Raichle, Christoph, Hitler als Symbolpolitiker. Kohlhammer, Stuttgart 2014. 473 S. Besprochen von Werner Augustinovic.
Raichle, Christoph, Hitler als Symbolpolitiker. Kohlhammer, Stuttgart o. J. [2014]. 473 S. Besprochen von Werner Augustinovic.
So traumatisch und tiefgreifend Adolf Hitler die Geschichte des 20. Jahrhunderts geprägt hat, so zahlreich sind die Studien, die seine Persönlichkeit, seine Motive, Absichten und Handlungen sezieren und zu erklären suchen.
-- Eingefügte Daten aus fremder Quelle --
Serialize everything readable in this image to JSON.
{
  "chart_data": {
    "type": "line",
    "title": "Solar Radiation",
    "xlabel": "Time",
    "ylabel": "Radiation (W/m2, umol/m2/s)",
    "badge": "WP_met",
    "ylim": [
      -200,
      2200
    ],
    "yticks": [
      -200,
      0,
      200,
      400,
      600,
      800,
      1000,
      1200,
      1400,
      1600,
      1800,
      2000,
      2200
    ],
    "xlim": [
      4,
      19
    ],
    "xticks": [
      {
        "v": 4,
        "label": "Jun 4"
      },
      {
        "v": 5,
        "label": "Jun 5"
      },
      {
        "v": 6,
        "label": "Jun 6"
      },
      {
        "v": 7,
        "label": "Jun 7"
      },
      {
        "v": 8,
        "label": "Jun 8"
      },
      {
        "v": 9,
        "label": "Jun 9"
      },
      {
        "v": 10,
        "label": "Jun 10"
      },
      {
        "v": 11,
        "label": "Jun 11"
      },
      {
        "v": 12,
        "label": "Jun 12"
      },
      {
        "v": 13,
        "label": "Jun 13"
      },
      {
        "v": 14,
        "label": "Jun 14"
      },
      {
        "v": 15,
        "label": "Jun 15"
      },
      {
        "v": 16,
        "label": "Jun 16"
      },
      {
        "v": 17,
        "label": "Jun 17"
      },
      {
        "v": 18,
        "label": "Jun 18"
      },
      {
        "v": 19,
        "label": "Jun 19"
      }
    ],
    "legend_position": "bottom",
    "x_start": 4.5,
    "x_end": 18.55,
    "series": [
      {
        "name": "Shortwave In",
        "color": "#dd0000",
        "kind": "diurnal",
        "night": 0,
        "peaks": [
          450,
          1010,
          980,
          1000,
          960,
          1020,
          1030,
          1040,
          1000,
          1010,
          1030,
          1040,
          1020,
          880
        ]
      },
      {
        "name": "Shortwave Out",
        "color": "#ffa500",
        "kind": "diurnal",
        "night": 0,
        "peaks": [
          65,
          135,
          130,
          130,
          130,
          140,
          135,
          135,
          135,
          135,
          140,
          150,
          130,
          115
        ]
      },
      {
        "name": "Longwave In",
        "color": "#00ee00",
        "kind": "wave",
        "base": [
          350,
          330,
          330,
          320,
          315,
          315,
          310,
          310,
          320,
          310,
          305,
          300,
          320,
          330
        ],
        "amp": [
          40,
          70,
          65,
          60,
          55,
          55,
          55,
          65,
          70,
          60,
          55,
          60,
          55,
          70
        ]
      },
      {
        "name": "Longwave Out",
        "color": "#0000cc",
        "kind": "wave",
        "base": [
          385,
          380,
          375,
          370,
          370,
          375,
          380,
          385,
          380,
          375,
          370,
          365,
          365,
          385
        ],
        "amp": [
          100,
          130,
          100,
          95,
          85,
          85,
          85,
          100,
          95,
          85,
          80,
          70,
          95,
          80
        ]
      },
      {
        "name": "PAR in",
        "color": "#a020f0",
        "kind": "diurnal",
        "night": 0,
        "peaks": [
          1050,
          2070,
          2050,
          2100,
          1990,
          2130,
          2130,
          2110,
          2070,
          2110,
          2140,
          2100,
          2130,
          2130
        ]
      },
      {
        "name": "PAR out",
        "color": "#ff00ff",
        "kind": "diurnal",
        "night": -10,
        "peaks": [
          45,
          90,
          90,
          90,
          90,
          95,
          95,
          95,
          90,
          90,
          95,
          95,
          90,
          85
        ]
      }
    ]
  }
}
Ungeachtet der Flut des bereits Vorhandenen regt die dunkle Aura des Diktators immer wieder Forscher an, das bisher Bekannte wenn schon nicht durch eine spektakuläre Neuinterpretation (eine solche Möglichkeit erscheint unter Berücksichtigung des bis dato generierten Wissens wenig realistisch) zu ersetzen, so doch um weitere, bislang zu kurz gekommene Gesichtspunkte anzureichern und dadurch das bestehende Bild in seinen Gewichtungen zu verschieben und neu zu akzentuieren. Vor nunmehr über 40 Jahren hat der Publizist und Hitler-Biograph Joachim C. Fest den Blick der Fachwelt eindringlich auf die symbolträchtige Inszenierung Hitlers und des Nationalsozialismus gelenkt und damit dem heute als communis opinio geltenden Verständnis der Hitler-Herrschaft als einer Manifestation charismatischer Herrschaft im Sinne Max Webers die Bahn gebrochen. Der Verfasser des vorliegenden Werks, Christoph Raichle, weist darauf hin, dass trotz der jahrzehntelangen Tradition dieses Forschungsansatzes der Art und Weise, in der Hitler selbst aktiv sein Charisma gepflegt und symbolpolitisch realisiert habe, bislang kaum Aufmerksamkeit geschenkt worden sei. Um dieses Defizit zu beheben, hat er seine nunmehr abgeschlossene, in zehnjähriger Arbeit in Stuttgart unter Betreuung des Hindenburg-Biographen Wolfram Pyta und des wissenschaftlichen Leiters der Forschungsstelle Ludwigsburg Klaus-Michael Mallmann erstellte Dissertation in den Dienst dieser Frage gestellt.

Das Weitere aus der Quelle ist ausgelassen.